La progression proposée permet également d’exercer les élèves à chercher les informations implicites dans des documents (photos ou sites). Cette chasse aux indices, ludique pour les élèves, les invite à jouer, à chercher, comprendre, confronter, valider…C’est une auto-analyse des erreurs qui est proposée, soutenue par une démarche d’échanges entre pairs pour valider ou non les propositions.

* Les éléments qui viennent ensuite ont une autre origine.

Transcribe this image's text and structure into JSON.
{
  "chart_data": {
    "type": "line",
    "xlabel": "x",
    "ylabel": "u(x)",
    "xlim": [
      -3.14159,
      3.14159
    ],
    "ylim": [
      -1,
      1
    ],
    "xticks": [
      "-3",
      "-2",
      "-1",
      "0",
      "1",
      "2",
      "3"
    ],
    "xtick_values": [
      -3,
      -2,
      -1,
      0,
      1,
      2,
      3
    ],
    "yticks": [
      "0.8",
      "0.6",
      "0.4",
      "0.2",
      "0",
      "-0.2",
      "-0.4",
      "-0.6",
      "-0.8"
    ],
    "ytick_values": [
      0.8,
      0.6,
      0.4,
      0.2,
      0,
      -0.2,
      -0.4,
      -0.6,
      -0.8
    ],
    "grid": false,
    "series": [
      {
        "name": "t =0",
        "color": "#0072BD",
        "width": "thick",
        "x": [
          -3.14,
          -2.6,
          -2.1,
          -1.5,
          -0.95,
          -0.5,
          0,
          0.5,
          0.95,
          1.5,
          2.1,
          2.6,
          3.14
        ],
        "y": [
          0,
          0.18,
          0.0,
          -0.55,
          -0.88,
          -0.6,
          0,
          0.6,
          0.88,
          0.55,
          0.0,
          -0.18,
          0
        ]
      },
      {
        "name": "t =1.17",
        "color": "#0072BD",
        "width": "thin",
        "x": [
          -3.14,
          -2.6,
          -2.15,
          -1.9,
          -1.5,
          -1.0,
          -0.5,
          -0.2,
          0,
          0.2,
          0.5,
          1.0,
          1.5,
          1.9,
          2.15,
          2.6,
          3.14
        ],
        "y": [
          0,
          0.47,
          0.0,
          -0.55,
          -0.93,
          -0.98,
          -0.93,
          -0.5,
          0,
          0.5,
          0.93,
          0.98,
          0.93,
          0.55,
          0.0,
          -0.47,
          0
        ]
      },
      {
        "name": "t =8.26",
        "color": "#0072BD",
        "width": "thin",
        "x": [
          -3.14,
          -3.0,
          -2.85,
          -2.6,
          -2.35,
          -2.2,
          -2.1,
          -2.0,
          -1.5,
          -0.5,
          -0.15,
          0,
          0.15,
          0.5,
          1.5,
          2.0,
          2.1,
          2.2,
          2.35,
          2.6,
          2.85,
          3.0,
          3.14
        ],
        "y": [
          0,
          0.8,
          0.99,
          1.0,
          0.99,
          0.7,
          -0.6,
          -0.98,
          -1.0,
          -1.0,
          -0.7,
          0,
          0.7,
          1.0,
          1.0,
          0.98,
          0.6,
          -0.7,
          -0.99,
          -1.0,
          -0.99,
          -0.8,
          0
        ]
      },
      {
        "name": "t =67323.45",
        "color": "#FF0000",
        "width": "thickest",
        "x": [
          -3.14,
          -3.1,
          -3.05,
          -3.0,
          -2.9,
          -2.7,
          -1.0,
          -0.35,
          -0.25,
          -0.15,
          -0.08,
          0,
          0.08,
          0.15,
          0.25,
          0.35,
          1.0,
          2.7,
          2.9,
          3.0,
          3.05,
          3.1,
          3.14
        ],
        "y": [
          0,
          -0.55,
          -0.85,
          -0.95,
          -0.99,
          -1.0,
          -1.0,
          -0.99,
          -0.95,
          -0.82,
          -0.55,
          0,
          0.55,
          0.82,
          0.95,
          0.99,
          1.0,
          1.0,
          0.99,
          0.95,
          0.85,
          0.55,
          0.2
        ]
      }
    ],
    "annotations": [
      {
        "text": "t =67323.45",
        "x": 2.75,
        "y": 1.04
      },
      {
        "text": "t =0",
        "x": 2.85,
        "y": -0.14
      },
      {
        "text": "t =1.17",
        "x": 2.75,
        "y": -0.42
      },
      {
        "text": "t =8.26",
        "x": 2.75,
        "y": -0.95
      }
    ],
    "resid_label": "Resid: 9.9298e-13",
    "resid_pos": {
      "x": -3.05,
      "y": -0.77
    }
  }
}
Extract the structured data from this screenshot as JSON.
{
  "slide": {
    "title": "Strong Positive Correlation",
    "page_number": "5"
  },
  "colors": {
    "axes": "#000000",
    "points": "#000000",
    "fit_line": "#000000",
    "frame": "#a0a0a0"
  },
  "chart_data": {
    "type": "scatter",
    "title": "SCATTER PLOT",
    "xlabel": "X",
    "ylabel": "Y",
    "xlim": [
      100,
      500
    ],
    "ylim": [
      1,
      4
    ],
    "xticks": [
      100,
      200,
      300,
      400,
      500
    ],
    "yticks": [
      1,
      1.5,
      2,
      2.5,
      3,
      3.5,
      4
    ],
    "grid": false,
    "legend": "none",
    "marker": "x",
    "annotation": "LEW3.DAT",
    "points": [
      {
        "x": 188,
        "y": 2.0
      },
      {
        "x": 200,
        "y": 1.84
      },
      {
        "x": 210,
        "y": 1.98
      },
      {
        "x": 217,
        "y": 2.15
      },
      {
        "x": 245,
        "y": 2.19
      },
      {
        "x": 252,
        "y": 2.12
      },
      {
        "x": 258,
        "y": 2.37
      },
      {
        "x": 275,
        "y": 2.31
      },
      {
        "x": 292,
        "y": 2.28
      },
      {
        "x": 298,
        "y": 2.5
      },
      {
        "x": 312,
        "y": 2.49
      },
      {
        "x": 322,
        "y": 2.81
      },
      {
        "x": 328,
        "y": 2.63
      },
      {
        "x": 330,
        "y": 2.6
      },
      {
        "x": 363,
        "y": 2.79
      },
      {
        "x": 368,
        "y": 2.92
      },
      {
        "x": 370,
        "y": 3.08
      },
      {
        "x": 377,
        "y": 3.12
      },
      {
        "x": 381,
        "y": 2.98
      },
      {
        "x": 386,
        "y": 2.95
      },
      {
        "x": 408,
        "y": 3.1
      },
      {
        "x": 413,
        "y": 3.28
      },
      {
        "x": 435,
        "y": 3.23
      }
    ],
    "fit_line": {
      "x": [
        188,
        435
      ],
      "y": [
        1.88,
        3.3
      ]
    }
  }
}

Le traitement des informations données ou implicites s’enseigne. Il est indissociable de l’activité de résolution de problème.
Le mot du chercheur
M@ths en vie, une démarche qui facilite le passage de la représentation à la modélisation
Lire : cliquer ici
Une expérimentation menée auprès d’élèves
Le protocole
Nous avons soumis deux problèmes à 179 élèves de 9 classes différentes de CP (seulement 24 élèves), CE1 et CE2, au sein de 4 écoles avec des profils très différents.
Les problèmes proposés
experimentationÀ noter que les problèmes ont été impérativement réalisés par les élèves dans l’ordre proposé sur la fiche, afin de ne pas induire une procédure (dessin notamment) qui aurait été réalisée sur le problème « Les billes » après avoir été mise en œuvre sur le problème « Les œufs ».
Sur le premier problème, les deux données sont présentes dans l’énoncé et la photo n’est qu’une illustration du problème et n’apporte aucune information ou représentation mathématique.
Sur le deuxième problème, une seule donnée nécessaire à la résolution du problème est présente dans l’énoncé, mais la photo permet d’apporter l’autre donnée manquante et offre une représentation de la situation.
Nos hypothèses
Des élèves en difficulté ou en échec sur le premier problème vont entamer une procédure de résolution correcte pour le deuxième.
Des élèves ayant ajouté les deux données (4 et 5) sur le premier problème, vont entamer une procédure de résolution correcte pour le deuxième.
La représentation proposée sur le deuxième problème va inciter les élèves qui n’ont pas fait ou pas su se représenter le premier problème à schématiser un début de solution pour le deuxième.
Les résultats
Sur les 179 élèves, 160 ont mis en œuvre une démarche de résolution correcte pour les deux problèmes (multiplication, addition réitérée, schématisation et comptage des unités, sur-comptage…), soit 89%.
Nous comptons ici les élèves ayant trouvé les bons résultats mais également ceux ayant fait des erreurs de calcul.
Pour les autres élèves :
Pour 4 élèves, les procédures des deux problèmes ne sont pas interprétables.
15 élèves n’ont pas réussi le premier problème, mais pour le deuxième problème :
- 13 ont entamé une procédure de résolution correcte, soit 86% de ceux qui n’avait pas réussi le premier problème.
- 2 ont donné comme réponse 6 et se sont semble-t-il contentés de compter le nombre d’œufs dans la boîte (problème de compréhension de consigne ?).
Exemples de productions d’élèves
Élève 1
- Procédure entamée correcte pour le premier problème, mais pas de sens concernant le résultat : juxtaposition de 4 et 5.
- Procédure et résultat corrects pour le deuxième problème.
Élève 2
- Ajout du nombre de sacs et du nombre de billes de chaque sac.
- Procédure et résultat corrects pour le deuxième problème.
Conclusion
Le faible échantillon de cette expérimentation, et notamment de ceux qui n’ont pas réussi le premier problème, ne nous permet pas de conclure avec certitude sur l’efficacité réelle de l’aide apportée par la forme du problème.
Cependant, on peut tout de même noter que sur les 15 élèves en échec sur le premier problème, 13 ont réussi à se représenter concrètement la situation, à donner du sens à ce qu’ils faisaient et à mettre en œuvre une démarche de résolution correcte.